Poruszające wyznanie Agaty Kuleszy. "Musiałam skorzystać z fachowej pomocy"
- Agatę Kuleszę kojarzymy z wielkich produkcji takich jak "Zimna wojna", "Ida" czy "Zabawa zabawa"
- Aktorka rzadko wypowiada się w mediach. Tym razem zrobiła wyjątek i udzieliła wywiadu, w którym otworzyła się na temat swojego rozwodu oraz wyjścia z kryzysu po rozstaniu
Mimo że Agatę Kuleszę możemy bardzo często oglądać na dużym jak i małym ekranie, nie zmienia to faktu, że aktorka bardzo ceni sobie prywatność i stroni od medialnych wypowiedzi. Nie prowadzi portali społecznościowych, rzadko udziela wywiadów telewizyjnych i prasowych, a tym bardziej raczej nie zobaczymy jej nazwiska w portalach plotkarskich.

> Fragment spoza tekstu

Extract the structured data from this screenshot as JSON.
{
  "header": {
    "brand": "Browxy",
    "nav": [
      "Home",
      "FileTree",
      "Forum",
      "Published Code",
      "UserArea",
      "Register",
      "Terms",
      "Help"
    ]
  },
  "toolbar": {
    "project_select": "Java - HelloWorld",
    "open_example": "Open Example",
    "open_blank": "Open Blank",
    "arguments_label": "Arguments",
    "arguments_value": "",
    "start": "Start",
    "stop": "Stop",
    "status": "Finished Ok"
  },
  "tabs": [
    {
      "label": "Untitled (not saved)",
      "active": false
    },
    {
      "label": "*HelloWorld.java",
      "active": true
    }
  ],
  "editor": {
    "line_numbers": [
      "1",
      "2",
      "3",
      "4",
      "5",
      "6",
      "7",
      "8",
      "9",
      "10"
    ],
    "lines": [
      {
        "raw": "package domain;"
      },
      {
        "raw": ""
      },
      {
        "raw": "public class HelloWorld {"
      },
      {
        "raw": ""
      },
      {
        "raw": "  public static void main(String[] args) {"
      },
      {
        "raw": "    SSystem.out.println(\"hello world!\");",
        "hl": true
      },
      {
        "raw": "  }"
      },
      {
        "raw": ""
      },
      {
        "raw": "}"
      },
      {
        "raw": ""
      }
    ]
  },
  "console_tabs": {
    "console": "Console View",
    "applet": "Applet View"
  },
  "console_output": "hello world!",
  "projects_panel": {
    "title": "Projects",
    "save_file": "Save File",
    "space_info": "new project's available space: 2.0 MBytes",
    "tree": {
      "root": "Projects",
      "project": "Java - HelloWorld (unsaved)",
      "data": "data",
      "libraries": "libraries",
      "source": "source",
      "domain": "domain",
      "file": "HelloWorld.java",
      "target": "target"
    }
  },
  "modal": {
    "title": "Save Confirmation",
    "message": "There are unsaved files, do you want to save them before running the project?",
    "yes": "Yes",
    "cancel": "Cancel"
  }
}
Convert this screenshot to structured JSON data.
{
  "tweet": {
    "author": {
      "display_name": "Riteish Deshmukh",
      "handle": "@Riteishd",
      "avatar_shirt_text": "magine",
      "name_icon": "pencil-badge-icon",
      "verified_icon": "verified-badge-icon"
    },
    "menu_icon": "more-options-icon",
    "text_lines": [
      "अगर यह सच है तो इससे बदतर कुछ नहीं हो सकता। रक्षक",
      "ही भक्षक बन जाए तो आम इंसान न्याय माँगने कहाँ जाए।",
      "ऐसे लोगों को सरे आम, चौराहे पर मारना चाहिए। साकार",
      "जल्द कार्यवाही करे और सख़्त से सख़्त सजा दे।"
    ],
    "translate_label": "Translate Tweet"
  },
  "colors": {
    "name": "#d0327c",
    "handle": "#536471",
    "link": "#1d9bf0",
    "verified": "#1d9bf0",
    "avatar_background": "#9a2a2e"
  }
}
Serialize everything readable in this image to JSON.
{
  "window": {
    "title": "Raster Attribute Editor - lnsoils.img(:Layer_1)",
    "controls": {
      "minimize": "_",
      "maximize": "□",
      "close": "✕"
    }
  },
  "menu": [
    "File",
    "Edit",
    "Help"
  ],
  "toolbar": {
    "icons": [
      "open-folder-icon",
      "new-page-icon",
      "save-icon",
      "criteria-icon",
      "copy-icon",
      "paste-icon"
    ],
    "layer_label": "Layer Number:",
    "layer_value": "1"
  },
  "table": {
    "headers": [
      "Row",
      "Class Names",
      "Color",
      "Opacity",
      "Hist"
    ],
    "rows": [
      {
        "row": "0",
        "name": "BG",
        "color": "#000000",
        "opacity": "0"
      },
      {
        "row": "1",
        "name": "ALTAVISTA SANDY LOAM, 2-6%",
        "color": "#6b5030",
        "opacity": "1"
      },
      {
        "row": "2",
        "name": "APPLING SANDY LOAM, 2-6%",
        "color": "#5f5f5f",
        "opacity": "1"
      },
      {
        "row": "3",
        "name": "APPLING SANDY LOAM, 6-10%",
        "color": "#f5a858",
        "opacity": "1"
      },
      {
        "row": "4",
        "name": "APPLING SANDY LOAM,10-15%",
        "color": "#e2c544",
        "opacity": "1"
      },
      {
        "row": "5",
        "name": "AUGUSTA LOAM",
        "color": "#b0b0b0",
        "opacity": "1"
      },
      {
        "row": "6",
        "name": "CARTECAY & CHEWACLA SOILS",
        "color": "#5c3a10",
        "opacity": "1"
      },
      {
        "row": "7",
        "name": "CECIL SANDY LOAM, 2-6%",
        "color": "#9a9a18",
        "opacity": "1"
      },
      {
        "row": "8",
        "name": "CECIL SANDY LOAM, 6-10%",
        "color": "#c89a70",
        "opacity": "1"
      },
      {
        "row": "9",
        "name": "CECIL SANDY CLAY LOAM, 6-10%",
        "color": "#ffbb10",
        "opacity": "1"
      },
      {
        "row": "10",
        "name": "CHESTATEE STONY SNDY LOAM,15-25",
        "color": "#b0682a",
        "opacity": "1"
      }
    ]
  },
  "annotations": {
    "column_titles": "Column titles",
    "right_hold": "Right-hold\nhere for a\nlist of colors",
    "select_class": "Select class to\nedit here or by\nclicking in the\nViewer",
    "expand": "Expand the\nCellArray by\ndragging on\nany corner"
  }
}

Aktorka – znana między innymi z filmu "Ida", który został laureatem Oskara – niedawno zdecydowała się na wyjątek, udzielając wywiadu dla magazynu "Twój Styl". Właśnie tam ukazała się obszerna rozmowa z artystką, dzięki której fani mogli bliżej poznać szczegóły jej życia prywatnego. Kulesza w wywiadzie zdecydowała się opowiedzieć o rozstaniu ze swoim mężem i jego konsekwencjach.
Agata Kulesza w szczerym wywiadzie. Opowiedziała o rozwodzie i kryzysie
Agata Kulesza przez 23 lata była związana z Marcinem Figurskim, z którym ma córkę Mariannę. Mimo wielu wspólnych lat para postanowiła się rozstać. Gwiazda przyznała, że w takich chwilach najbardziej pomaga jej cierpliwość. Nauczona doświadczeniem wie, że pewne rzeczy trzeba po prostu przeczekać.
To nie jest fajne, kiedy w trakcie rozwodu jest się na okładkach pism, i to z dodatkiem dziwnych komentarzy. Mogłabym od razu pójść z tym do mediów i opowiedzieć moją wersję. Ale tego nie zrobiłam. Uważam, że na tej metaforycznej wojnie nie trzeba walczyć tą samą bronią, której używa atakujący. Dla mnie cierpliwość to nieschodzenie poniżej swojego standardu niewikłanie się w przepychanki.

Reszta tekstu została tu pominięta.